Ein weit verbreiteter Irrtum ist auch, dass, wenn man eine E-Mail nur anschaut ohne deren Anhang zu öffnen, nichts passieren kann. Die Gefahr liegt aber darin, dass heutzutage viele E-Mails im HTML-Format verschickt werden. Dies hat den zugegebenermaßen bestechenden Vorteil, dass sich Grafiken oder bestimmte Formatierungen leichter und ansprechender darstellen lassen. Allerdings ist es ein leichtes, auf diese Weise schädlichen HTML-Code durchzuschleusen, welcher bereits mit dem Öffnen der E-Mail ausgeführt wird. Wer die HTML-Darstellung nicht deaktiviert hat, hat schnell das Nachsehen. Ruft der Betroffene die E-Mail über den Firmenrechner auf, ist je nach Schädling im schlimmsten Fall gleich das ganze Firmennetzwerk betroffen.

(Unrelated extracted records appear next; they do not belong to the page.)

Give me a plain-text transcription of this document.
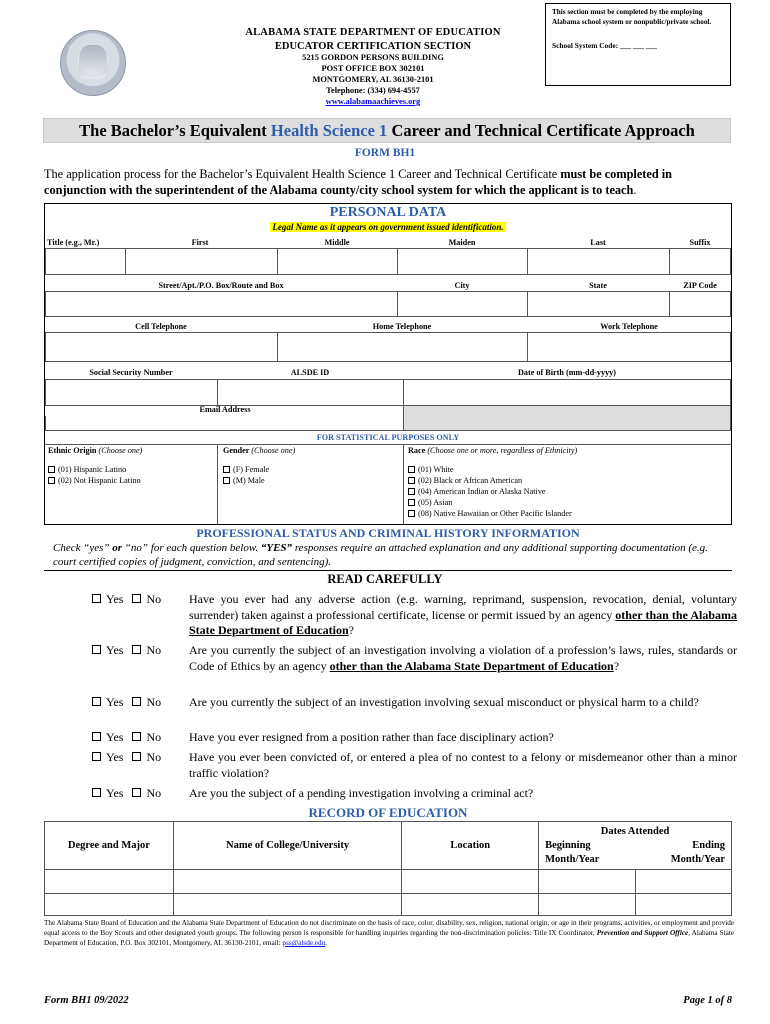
ALABAMA STATE DEPARTMENT OF EDUCATION
EDUCATOR CERTIFICATION SECTION
5215 GORDON PERSONS BUILDING
POST OFFICE BOX 302101
MONTGOMERY, AL 36130-2101
Telephone: (334) 694-4557
www.alabamaachieves.org
This section must be completed by the employing Alabama school system or nonpublic/private school.
School System Code: ___ ___ ___
The Bachelor’s Equivalent Health Science 1 Career and Technical Certificate Approach
FORM BH1
The application process for the Bachelor’s Equivalent Health Science 1 Career and Technical Certificate must be completed in conjunction with the superintendent of the Alabama county/city school system for which the applicant is to teach.
PERSONAL DATA
Legal Name as it appears on government issued identification.
Title (e.g., Mr.)	First	Middle	Maiden	Last	Suffix
Street/Apt./P.O. Box/Route and Box	City	State	ZIP Code
Cell Telephone	Home Telephone	Work Telephone
Social Security Number	ALSDE ID	Date of Birth (mm-dd-yyyy)
Email Address
FOR STATISTICAL PURPOSES ONLY
Ethnic Origin (Choose one)
(01) Hispanic Latino
(02) Not Hispanic Latino
Gender (Choose one)
(F) Female
(M) Male
Race (Choose one or more, regardless of Ethnicity)
(01) White
(02) Black or African American
(04) American Indian or Alaska Native
(05) Asian
(08) Native Hawaiian or Other Pacific Islander
PROFESSIONAL STATUS AND CRIMINAL HISTORY INFORMATION
Check “yes” or “no” for each question below. “YES” responses require an attached explanation and any additional supporting documentation (e.g. court certified copies of judgment, conviction, and sentencing).
READ CAREFULLY
Yes No	Have you ever had any adverse action (e.g. warning, reprimand, suspension, revocation, denial, voluntary surrender) taken against a professional certificate, license or permit issued by an agency other than the Alabama State Department of Education?
Yes No	Are you currently the subject of an investigation involving a violation of a profession’s laws, rules, standards or Code of Ethics by an agency other than the Alabama State Department of Education?
Yes No	Are you currently the subject of an investigation involving sexual misconduct or physical harm to a child?
Yes No	Have you ever resigned from a position rather than face disciplinary action?
Yes No	Have you ever been convicted of, or entered a plea of no contest to a felony or misdemeanor other than a minor traffic violation?
Yes No	Are you the subject of a pending investigation involving a criminal act?
RECORD OF EDUCATION
Degree and Major	Name of College/University	Location	Dates Attended
Beginning Ending
Month/Year Month/Year

The Alabama State Board of Education and the Alabama State Department of Education do not discriminate on the basis of race, color, disability, sex, religion, national origin, or age in their programs, activities, or employment and provide equal access to the Boy Scouts and other designated youth groups. The following person is responsible for handling inquiries regarding the non-discrimination policies: Title IX Coordinator, Prevention and Support Office, Alabama State Department of Education, P.O. Box 302101, Montgomery, AL 36130-2101, email: pss@alsde.edu.
Form BH1 09/2022	Page 1 of 8
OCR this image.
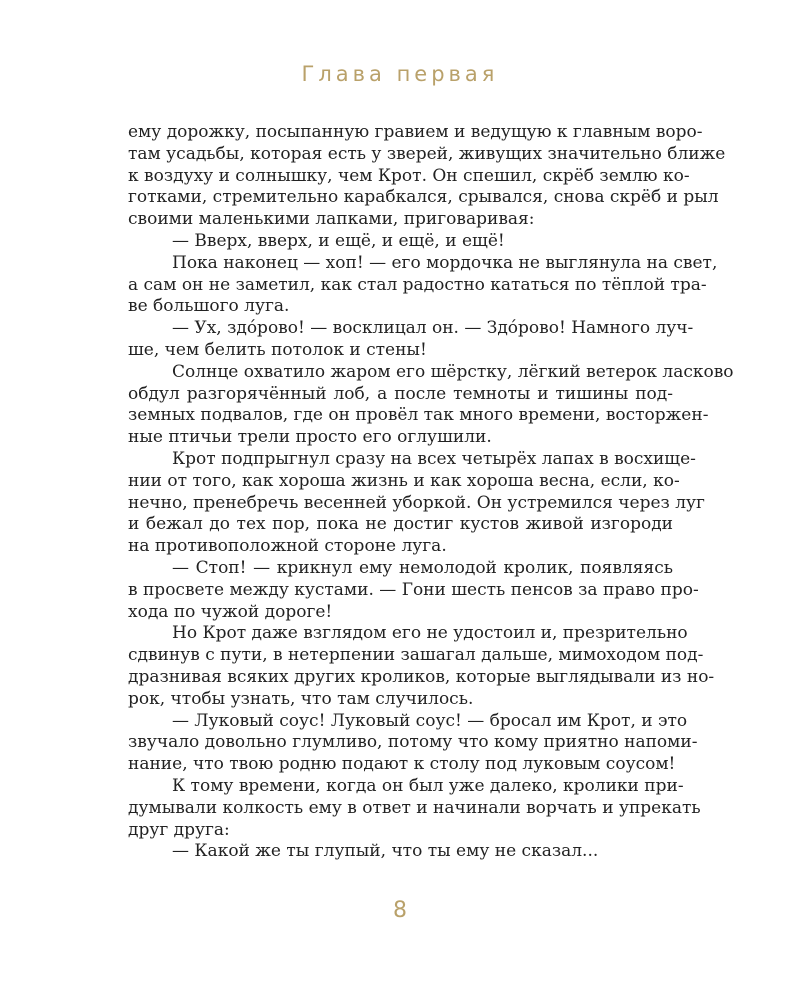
Глава первая
ему дорожку, посыпанную гравием и ведущую к главным воро-
там усадьбы, которая есть у зверей, живущих значительно ближе
к воздуху и солнышку, чем Крот. Он спешил, скрёб землю ко-
готками, стремительно карабкался, срывался, снова скрёб и рыл
своими маленькими лапками, приговаривая:
— Вверх, вверх, и ещё, и ещё, и ещё!
Пока наконец — хоп! — его мордочка не выглянула на свет,
а сам он не заметил, как стал радостно кататься по тёплой тра-
ве большого луга.
— Ух, здóрово! — восклицал он. — Здóрово! Намного луч-
ше, чем белить потолок и стены!
Солнце охватило жаром его шёрстку, лёгкий ветерок ласково
обдул разгорячённый лоб, а после темноты и тишины под-
земных подвалов, где он провёл так много времени, восторжен-
ные птичьи трели просто его оглушили.
Крот подпрыгнул сразу на всех четырёх лапах в восхище-
нии от того, как хороша жизнь и как хороша весна, если, ко-
нечно, пренебречь весенней уборкой. Он устремился через луг
и бежал до тех пор, пока не достиг кустов живой изгороди
на противоположной стороне луга.
— Стоп! — крикнул ему немолодой кролик, появляясь
в просвете между кустами. — Гони шесть пенсов за право про-
хода по чужой дороге!
Но Крот даже взглядом его не удостоил и, презрительно
сдвинув с пути, в нетерпении зашагал дальше, мимоходом под-
дразнивая всяких других кроликов, которые выглядывали из но-
рок, чтобы узнать, что там случилось.
— Луковый соус! Луковый соус! — бросал им Крот, и это
звучало довольно глумливо, потому что кому приятно напоми-
нание, что твою родню подают к столу под луковым соусом!
К тому времени, когда он был уже далеко, кролики при-
думывали колкость ему в ответ и начинали ворчать и упрекать
друг друга:
— Какой же ты глупый, что ты ему не сказал...
8
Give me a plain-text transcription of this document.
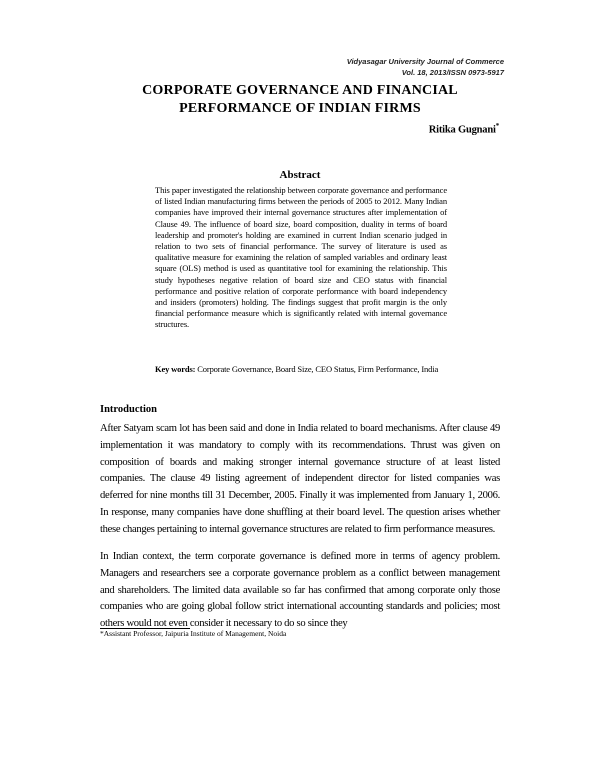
Vidyasagar University Journal of Commerce
Vol. 18, 2013/ISSN 0973-5917
CORPORATE GOVERNANCE AND FINANCIAL
PERFORMANCE OF INDIAN FIRMS
Ritika Gugnani*
Abstract
This paper investigated the relationship between corporate governance and performance of listed Indian manufacturing firms between the periods of 2005 to 2012. Many Indian companies have improved their internal governance structures after implementation of Clause 49. The influence of board size, board composition, duality in terms of board leadership and promoter's holding are examined in current Indian scenario judged in relation to two sets of financial performance. The survey of literature is used as qualitative measure for examining the relation of sampled variables and ordinary least square (OLS) method is used as quantitative tool for examining the relationship. This study hypotheses negative relation of board size and CEO status with financial performance and positive relation of corporate performance with board independency and insiders (promoters) holding. The findings suggest that profit margin is the only financial performance measure which is significantly related with internal governance structures.
Key words: Corporate Governance, Board Size, CEO Status, Firm Performance, India
Introduction

After Satyam scam lot has been said and done in India related to board mechanisms. After clause 49 implementation it was mandatory to comply with its recommendations. Thrust was given on composition of boards and making stronger internal governance structure of at least listed companies. The clause 49 listing agreement of independent director for listed companies was deferred for nine months till 31 December, 2005. Finally it was implemented from January 1, 2006. In response, many companies have done shuffling at their board level. The question arises whether these changes pertaining to internal governance structures are related to firm performance measures.

In Indian context, the term corporate governance is defined more in terms of agency problem. Managers and researchers see a corporate governance problem as a conflict between management and shareholders. The limited data available so far has confirmed that among corporate only those companies who are going global follow strict international accounting standards and policies; most others would not even consider it necessary to do so since they

*Assistant Professor, Jaipuria Institute of Management, Noida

Doch auch hinter einem scheinbar vertrauenswürdigen Absender kann sich jemand ganz anderes verbergen, denn Absenderadressen lassen sich leicht fälschen. Nur wer sich die Absenderadresse genau anschaut, fährt relativ sicher. Eine endgültige Sicherheit gibt es in solch einem Fall jedoch nicht. Grundsätzlich gilt: Hat man Zweifel an der Herkunft der E-Mail, lieber auf Nummer sicher gehen und löschen. So kommt es etwa immer wieder vor, dass ein von Schadsoftware befallener Rechner eines Kollegen oder Bekannten selbstständig versucht, seine Infektion über das Anschreiben von Personen im Adressverzeichnis des befallenen Rechners zu verbreiten.

Anhand dieser Beispiele sollte klar geworden sein, dass die Nutzung privater E-Mail-Konten für die Firmenkorrespondenz ein beträchtliches Risiko darstellt. Sei es, dass mitgelesen wird, Zugangsdaten ausgespäht werden oder durch versteckte Hintertürchen Schadsoftware in das Firmennetzwerk eingeschleust wird. So sollte für eine professionelle und sichere Kommunikation stets der Weg über die Verschlüsselung gewählt werden. Für Unternehmen sind hierbei nicht zuletzt wegen ihrer leichten Bedienbarkeit spezielle interne Kommunikationsmodelle interessant. Die private E-Mail sollte aber in jedem Fall dort belassen werden, wo sie hingehört: zu Hause.